Currently, the projects brings together four researchers with distinct, yet interrelated topics. Marcel Koschek joined us in September 2019 with degrees in History and Political & Social Sciences from the University of Würzburg and Bonn. He is working a PhD project “Local Internationalists. Polish and Central European Esperantist Networks between the local, national and global, 1880-1920s”. The projects aims to showcase how Polish Esperantists interacted in different spheres and examines their personal backgrounds, professions and interest.

Pilar Requejo De Lamo came to St Andrews in 2018 for an MLitt in Intellectual History and with a degree in International Relations from King Juan Carlos University in Madrid. Her PhD is entitled “Early Esperanto Communities in Spain: Tensions between Local, Regional and National Organisations”. The aim of this PhD is to bring into discussion the development of the auxiliary language in 20th-century Spain, and particularly in Catalonia.
Manuela Burghelea joined the Esperanto-Project at St Andrews as a continuation of her Master research on Esperanto between universal ideals and local cultural practices. She holds a joint MA degree in Intercultural Mediation (Lille) and a Bachelor degree in Philology (Bucureşti). Manuela conducted European volunteer work in Esperanto associations in France and in the Netherlands and is currently administrating the online citizen media translation community Global Voices Esperanto. Her project is entitled “Wandering Language: Senses of Place and Belonging among Esperanto Millenials”. In a socioanthropological and historical perspective, the project analyses motivations, aspirations, and agendas of young Esperanto speakers in current day Rio de Janeiro.
Working on a monograph on Modern Europe. A Transnational History, 1760s-2000s (Bloomsbury) Bernhard Struck started reading around the Esperanto movement and fell in love (academically). Taking an explicit local and regional starting point, his own research focuses on Scotland, the Midlands, Saxony, and Bohemia in the early twentieth century. Beyond the transregional focus around these four Esperanto regions, his current interests revolve around Esperanto experts as ‘epistemic communities’ by looking at doctors, architects, city planners in the Esperanto movement.

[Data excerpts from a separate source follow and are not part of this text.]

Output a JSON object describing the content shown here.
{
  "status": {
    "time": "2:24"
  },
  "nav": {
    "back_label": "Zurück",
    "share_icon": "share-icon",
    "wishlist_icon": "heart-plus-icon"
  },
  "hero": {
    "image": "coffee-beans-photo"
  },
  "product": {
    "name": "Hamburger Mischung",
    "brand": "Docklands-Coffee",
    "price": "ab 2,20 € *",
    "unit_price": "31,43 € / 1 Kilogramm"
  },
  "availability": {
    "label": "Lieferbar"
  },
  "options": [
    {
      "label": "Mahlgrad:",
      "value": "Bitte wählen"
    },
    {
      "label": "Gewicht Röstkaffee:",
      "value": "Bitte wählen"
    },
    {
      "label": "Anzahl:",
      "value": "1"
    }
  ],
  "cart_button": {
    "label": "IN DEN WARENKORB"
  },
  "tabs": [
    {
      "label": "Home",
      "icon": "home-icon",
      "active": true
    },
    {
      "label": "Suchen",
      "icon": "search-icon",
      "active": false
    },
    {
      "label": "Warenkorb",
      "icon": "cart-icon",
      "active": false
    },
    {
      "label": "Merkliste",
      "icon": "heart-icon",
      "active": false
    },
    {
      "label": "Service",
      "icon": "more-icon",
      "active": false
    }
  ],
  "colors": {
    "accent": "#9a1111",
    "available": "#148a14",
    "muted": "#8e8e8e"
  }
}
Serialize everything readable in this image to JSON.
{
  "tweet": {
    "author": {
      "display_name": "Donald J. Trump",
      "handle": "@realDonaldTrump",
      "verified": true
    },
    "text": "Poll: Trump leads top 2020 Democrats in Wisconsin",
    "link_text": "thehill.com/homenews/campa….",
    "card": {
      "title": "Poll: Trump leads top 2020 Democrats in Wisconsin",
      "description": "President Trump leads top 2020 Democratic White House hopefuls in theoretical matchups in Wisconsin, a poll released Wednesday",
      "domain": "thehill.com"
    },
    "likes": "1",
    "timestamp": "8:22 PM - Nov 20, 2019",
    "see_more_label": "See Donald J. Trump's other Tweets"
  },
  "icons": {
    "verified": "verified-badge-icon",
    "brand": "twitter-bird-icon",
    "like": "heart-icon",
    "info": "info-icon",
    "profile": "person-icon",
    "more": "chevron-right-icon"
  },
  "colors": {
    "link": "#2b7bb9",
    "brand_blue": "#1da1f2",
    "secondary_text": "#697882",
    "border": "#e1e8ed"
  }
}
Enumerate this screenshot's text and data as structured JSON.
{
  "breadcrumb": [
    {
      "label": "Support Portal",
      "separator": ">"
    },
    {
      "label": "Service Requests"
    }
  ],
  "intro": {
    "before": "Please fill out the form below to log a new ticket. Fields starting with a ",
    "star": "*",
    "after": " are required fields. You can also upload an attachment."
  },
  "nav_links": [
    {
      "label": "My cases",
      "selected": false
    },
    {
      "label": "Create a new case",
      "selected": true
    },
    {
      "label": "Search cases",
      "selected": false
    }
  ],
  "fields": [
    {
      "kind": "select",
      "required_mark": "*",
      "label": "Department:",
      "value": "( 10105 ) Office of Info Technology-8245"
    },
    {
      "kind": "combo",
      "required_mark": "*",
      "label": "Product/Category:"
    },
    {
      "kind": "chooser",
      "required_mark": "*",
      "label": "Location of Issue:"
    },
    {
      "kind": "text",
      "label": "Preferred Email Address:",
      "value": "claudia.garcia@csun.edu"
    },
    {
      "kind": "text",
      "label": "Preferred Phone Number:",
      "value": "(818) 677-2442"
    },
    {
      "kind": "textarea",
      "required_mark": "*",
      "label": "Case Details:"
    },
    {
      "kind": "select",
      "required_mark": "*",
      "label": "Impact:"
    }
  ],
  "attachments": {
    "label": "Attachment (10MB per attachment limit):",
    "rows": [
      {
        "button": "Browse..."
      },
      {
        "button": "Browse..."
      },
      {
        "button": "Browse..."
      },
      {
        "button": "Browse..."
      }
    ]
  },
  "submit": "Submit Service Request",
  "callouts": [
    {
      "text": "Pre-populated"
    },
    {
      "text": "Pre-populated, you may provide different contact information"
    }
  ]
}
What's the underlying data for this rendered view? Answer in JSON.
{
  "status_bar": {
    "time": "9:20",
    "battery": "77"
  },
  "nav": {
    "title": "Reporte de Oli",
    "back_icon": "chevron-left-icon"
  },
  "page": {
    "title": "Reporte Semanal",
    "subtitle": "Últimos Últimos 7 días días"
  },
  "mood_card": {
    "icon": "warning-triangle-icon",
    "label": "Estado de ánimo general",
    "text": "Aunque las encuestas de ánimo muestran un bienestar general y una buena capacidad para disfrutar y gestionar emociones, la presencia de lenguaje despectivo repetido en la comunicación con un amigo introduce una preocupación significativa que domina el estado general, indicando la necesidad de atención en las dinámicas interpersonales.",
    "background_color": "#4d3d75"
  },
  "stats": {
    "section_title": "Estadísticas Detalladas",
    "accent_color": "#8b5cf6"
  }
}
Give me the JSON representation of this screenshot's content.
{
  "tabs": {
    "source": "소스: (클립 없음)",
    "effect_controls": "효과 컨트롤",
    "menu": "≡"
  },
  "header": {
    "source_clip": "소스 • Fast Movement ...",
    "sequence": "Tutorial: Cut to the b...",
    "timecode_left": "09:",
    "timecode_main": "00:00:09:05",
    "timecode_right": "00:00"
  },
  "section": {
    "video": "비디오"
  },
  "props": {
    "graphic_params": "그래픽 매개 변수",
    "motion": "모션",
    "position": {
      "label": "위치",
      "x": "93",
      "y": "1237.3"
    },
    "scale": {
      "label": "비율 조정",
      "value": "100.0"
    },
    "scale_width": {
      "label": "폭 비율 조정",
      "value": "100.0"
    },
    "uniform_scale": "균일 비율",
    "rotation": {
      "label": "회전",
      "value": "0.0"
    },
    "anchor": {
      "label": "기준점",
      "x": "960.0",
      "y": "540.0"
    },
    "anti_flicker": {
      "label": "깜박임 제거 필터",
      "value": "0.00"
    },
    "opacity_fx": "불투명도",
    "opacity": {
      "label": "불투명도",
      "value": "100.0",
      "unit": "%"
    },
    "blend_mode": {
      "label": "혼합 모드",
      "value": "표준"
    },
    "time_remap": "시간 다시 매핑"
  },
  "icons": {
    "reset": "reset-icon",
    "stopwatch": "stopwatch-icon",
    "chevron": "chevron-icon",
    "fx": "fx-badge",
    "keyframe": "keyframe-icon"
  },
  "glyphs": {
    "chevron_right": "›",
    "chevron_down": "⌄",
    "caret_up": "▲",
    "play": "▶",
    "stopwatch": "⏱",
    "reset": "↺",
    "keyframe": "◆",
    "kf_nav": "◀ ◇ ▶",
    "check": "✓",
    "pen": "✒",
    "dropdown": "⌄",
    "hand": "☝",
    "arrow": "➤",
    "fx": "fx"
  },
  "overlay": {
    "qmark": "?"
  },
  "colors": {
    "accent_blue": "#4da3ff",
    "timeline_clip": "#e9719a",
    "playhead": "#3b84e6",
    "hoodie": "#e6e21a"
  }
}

While research on Esperanto exists, the movement as such has never been studied as what it truly was: a cross-border, translocal, and transregional, and, in fact, global community. While all of our projects follow discrete questions and local and national particularities, they follow an explicit transnational perspective: a spatial and scalar perspective that starts from the local and individual and builds outwards to the regional, national, and transnational. The project builds on a complex linguistic and far-spread archival base from local and private archives, to city archives, museums, and national archives. It has a spatial and Digital History component by data mining of sources and visualisation of local memberships, journal publications, and international congress participation.
We would like to thank a number of sponsors of the project: the University of St Andrews, the German Academic Exchange Service (DAAD), the Fritz Thyssen Foundation, the CEDIES (Luxembourg), ESF (Esperantic Studies Foundation).